Como ele mesmo admitiu em seu discurso, só em agosto foram devastados no Brasil mais de 5 milhões de hectares de florestas – o que não desperta, necessariamente grande confiança na capacidade de seu governo. E sua crítica à lentidão em abandonar os combustíveis fósseis soa estranha, diante de seus bilionários planos de investimento em petróleo e gás.
Lula criticou também as sanções dos Estados Unidos contra Cuba, e os conflitos, tanto na Ucrânia e no Oriente Médio, como no Sudão e Haiti. E aí cabe perguntar por que o Brasil, que já liderou a missão de paz da ONU no Haiti, não volta a atuar nesse país.
Quanto ao elefante na sala, o presidente da Venezuela, Nicolás Maduro, esse o líder petista não mencionou com uma palavra sequer. E, no entanto, todos os presentes bem sabiam que sua excursão diplomática no palco mundial acabou fracassando por causa do ex-motorista de ônibus Maduro.
E quando o brasileiro condena a fome no mundo e as expulsões provocadas pelas guerras e crises, cabe perguntar por que não encontra palavras drásticas contra os ditadores Maduro e Vladimir Putin, que, com suas ações irresponsáveis, agravam ainda mais essas mesmas crises.
Ele acusou ainda a Organização das Nações Unidas de até agora nunca ter sido encabeçada por uma mulher. Sempre cai bem reivindicar chances iguais e representação para as mulheres. Mas aí se pergunta por que elas desempenham um papel tão subordinado no gabinete do próprio Lula, que também preferiu nomear "homens brancos velhos" para o Supremo Tribunal.
Presidência histórica do G20: um mero sonho?
Também em outros aspectos a viagem de Lula a Nova York teve pouco êxito. No domingo ele participou da assim chamada Cúpula do Futuro, em que pronunciou uma versão abreviado do discurso programado para a terça-feira.
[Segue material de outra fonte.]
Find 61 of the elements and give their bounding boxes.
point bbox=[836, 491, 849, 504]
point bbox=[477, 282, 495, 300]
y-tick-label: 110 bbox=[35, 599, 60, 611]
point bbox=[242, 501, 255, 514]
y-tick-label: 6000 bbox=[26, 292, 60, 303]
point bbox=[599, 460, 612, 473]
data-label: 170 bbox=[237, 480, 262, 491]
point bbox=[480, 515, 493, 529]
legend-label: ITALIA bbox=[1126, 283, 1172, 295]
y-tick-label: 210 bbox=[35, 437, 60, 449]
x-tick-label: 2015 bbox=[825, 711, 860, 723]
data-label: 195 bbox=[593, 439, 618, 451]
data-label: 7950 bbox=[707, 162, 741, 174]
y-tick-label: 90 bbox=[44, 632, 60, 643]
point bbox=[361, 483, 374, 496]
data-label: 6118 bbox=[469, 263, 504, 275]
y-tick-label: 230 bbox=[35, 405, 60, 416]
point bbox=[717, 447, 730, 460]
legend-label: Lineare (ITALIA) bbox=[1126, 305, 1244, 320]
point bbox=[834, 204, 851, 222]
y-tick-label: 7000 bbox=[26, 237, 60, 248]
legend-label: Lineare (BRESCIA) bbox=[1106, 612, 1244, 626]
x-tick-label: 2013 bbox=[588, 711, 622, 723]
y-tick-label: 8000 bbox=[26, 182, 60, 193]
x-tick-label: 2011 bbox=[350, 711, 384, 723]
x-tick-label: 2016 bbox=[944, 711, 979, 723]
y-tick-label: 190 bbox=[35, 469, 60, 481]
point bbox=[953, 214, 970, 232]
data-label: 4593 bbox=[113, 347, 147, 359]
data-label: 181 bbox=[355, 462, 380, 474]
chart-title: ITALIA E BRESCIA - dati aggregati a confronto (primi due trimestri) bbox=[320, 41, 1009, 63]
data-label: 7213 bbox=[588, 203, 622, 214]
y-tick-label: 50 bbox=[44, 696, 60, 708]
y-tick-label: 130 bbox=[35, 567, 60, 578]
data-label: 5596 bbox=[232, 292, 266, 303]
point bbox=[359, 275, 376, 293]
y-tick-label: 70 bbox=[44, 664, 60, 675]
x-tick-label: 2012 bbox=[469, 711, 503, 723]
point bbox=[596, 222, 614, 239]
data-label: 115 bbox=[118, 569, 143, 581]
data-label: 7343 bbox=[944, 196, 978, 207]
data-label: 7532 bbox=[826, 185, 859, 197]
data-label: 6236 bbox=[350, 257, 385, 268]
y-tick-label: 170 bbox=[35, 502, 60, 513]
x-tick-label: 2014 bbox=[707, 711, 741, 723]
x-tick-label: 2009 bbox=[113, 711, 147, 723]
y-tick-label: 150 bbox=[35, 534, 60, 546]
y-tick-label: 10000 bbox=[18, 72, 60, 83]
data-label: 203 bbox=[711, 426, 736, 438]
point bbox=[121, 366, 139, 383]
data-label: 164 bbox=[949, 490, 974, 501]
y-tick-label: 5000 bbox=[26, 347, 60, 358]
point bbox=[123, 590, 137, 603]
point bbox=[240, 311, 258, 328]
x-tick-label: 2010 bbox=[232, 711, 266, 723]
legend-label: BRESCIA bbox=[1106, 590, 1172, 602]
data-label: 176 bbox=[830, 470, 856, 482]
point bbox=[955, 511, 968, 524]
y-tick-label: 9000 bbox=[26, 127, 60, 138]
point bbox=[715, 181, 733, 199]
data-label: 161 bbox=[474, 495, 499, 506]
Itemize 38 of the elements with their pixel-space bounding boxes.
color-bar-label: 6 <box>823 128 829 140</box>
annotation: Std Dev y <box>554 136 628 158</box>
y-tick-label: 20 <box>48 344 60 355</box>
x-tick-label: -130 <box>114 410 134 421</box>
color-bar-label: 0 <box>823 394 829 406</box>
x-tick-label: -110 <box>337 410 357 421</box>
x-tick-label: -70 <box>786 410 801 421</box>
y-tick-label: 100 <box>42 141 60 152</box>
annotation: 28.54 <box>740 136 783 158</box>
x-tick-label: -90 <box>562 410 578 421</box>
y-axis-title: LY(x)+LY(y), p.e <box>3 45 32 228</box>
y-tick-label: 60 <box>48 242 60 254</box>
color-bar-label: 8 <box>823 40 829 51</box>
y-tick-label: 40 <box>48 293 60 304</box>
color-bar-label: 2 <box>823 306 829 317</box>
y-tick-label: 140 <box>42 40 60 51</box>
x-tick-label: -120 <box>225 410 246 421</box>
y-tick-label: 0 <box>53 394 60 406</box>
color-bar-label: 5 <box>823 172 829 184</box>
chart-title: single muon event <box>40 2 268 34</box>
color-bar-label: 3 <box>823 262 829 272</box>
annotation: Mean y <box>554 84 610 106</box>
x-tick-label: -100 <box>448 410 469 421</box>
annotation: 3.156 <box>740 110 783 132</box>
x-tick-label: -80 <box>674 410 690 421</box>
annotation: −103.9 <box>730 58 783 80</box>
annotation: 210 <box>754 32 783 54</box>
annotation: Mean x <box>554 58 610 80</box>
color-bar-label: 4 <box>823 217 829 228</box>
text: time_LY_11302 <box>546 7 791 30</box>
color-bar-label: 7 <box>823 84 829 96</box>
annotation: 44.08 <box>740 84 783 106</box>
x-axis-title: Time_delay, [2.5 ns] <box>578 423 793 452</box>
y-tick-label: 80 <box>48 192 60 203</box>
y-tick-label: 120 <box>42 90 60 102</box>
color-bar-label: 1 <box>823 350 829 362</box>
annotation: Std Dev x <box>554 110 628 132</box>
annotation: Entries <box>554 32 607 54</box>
Apenas poucos chefes de Estado compareceram. O fato de, ainda por cima, ele ter tido seu microfone desligado – possivelmente por ter extrapolado o tempo designado – conferiu um toque ainda mais infeliz ao evento.
Na segunda-feira ele cancelou na última hora sua participação num evento do ex-presidente americano Bill Clinton. Antes, o petista se aborrecera por causa de uma escaramuça com a equipe de segurança de seu homólogo Joe Biden.
Na terça-feira, a desafortunada participação de Lula em Nova York foi coroada com a iniciativa, lançada por ele, contra a extrema direita global. Apesar de convidados, nem Biden, nem o chanceler federal da Alemanha,Olaf Scholz, deram o ar de sua graça. O francês Emmanuel Macron chegou atrasado.
Comentando a iniciativa, o chefe de Estado do Chile, Gabriel Boric, frisou que não se pode julgar as violações dos direitos humanos segundo seu posicionamento político: " Seja Netanyahu em Israel ou Maduro na Venezuela, Ortega na Nicarágua ou Putin na Rússia. Quer se autodefinam de esquerda ou direita, o que sejam. Nós, progressistas, precisamos ser capazes de defender princípios." Isso soou como uma bofetada verbal em Lula, que em Nova York se eximira de criticar tanto Maduro quanto o russo Vladimir Putin ou o ditador da Nicarágua, Daniel Ortega.
Na verdade, a intenção do presidente brasileiro em Nova York era ganhar impulso para a cúpula do G20 de novembro, no Rio de Janeiro. Mas o mundo está ocupado com a eleição presidencial dos EUA, a escalada de violência no Oriente Médio e o conflito na Ucrânia. E – com a catástrofe ambiental em casa e o naufrágio diplomático de sua missão para a Venezuela – no momento Lula está fora de campo. Seu sonho de uma presidência do G20 de importância histórica em 2024 deverá permanecer mesmo só um sonho.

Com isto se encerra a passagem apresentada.